An Open Letter to our NICU Nurses


If nothing else during this labor and delivery, I’ve learned that events in our lives are far beyond our earthly control. I never planned to get to know you. I planned to spend my evening after delivery with my chubby baby lying on my chest with her long legs folded up under her. I pictured her sweet daddy and I listening to the rhythm of her breathing while we took an obscene number of cell phone pictures and ate wheat thins and licorice from the vending machine. Instead we were shaken to our core as we watched our ghastly white baby gasping for breath while your team swept in and got to work, connecting breathing tubes and wires. You were not in our plan and yet within moments you became the most important people in our lives.

There are plenty of people in the world who are effective at their jobs. There are people who work hard and go unnoticed. There are people who do far less each day and receive much more notoriety. Sometimes though, you meet people whose heart is so buried in what they do for a living that being in their presence seems humbling.

During our precious daughter’s stay in the NICU, we’ve seen you. We’ve watched you balance rooms full of critical babies. Spending the day listening to a hundred different beeps, discerning the urgent from the benign, keeping calm when an urgent one has your heart racing. We’ve seen you decorate each baby’s bed with sweet pink or blue accessories and personalized name tags. A gentle and personal touch against a stark white backsplash of sterile and uniform. We’ve personally experienced your compassion when you found a way to tenderly explain that while we would be leaving the hospital empty-handed, our daughter would be cared for just the same. 

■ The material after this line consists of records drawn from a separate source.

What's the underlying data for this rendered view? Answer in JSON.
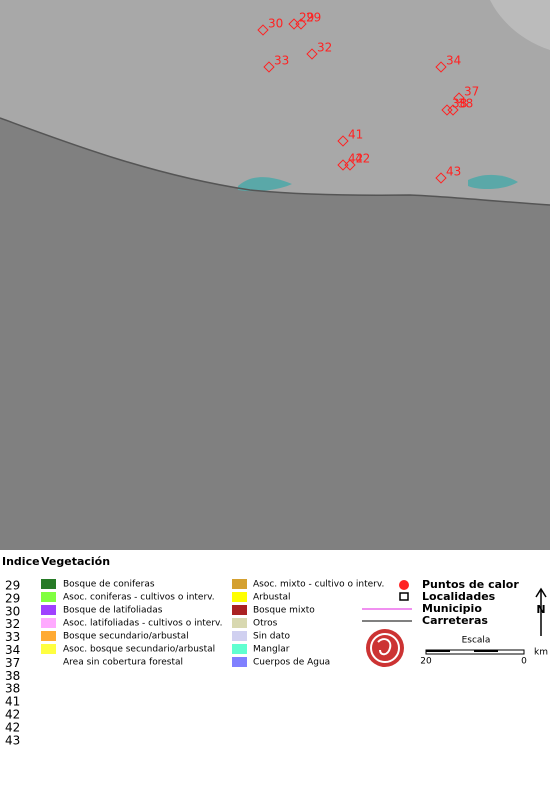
{
  "map": {
    "hotspots": [
      {
        "label": "30"
      },
      {
        "label": "29"
      },
      {
        "label": "29"
      },
      {
        "label": "32"
      },
      {
        "label": "33"
      },
      {
        "label": "34"
      },
      {
        "label": "37"
      },
      {
        "label": "38"
      },
      {
        "label": "38"
      },
      {
        "label": "41"
      },
      {
        "label": "42"
      },
      {
        "label": "42"
      },
      {
        "label": "43"
      }
    ]
  },
  "legend": {
    "index_title": "Indice",
    "vegetation_title": "Vegetación",
    "index": [
      "29",
      "29",
      "30",
      "32",
      "33",
      "34",
      "37",
      "38",
      "38",
      "41",
      "42",
      "42",
      "43"
    ],
    "vegetation": [
      {
        "label": "Bosque de coniferas",
        "color": "#267a26"
      },
      {
        "label": "Asoc. coniferas - cultivos o interv.",
        "color": "#80ff40"
      },
      {
        "label": "Bosque de latifoliadas",
        "color": "#a040ff"
      },
      {
        "label": "Asoc. latifoliadas - cultivos o interv.",
        "color": "#ffaaff"
      },
      {
        "label": "Bosque secundario/arbustal",
        "color": "#ffaa33"
      },
      {
        "label": "Asoc. bosque secundario/arbustal",
        "color": "#ffff40"
      },
      {
        "label": "Area sin cobertura forestal",
        "color": "#ffffff"
      },
      {
        "label": "Asoc. mixto - cultivo o interv.",
        "color": "#d4a030"
      },
      {
        "label": "Arbustal",
        "color": "#ffff00"
      },
      {
        "label": "Bosque mixto",
        "color": "#aa2222"
      },
      {
        "label": "Otros",
        "color": "#d8d8b0"
      },
      {
        "label": "Sin dato",
        "color": "#d0d0f0"
      },
      {
        "label": "Manglar",
        "color": "#60ffd0"
      },
      {
        "label": "Cuerpos de Agua",
        "color": "#8080ff"
      }
    ],
    "symbols": {
      "hotspots": "Puntos de calor",
      "localities": "Localidades",
      "municipality": "Municipio",
      "roads": "Carreteras"
    },
    "scale": {
      "title": "Escala",
      "left": "20",
      "right": "0",
      "unit": "km"
    },
    "north": "N"
  }
}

We’ve watched you while we scrubbed in, when you didn’t know we were watching. We saw you delicately handle our daughter as if we were in the room. You’ve patiently helped a frustrated nursing mom bond with her baby and spent your precious time moving, shifting and reattaching wires and cables so I could hold her against the warmth of my chest, even just for a moment. A small gift for which I could never repay you.


No, we certainly didn’t plan to get to know you. But as I sit here with my healthy baby laying on my chest, her legs curled up underneath her, I hear her rhythmic and even breathing, and I’m ever so grateful we did.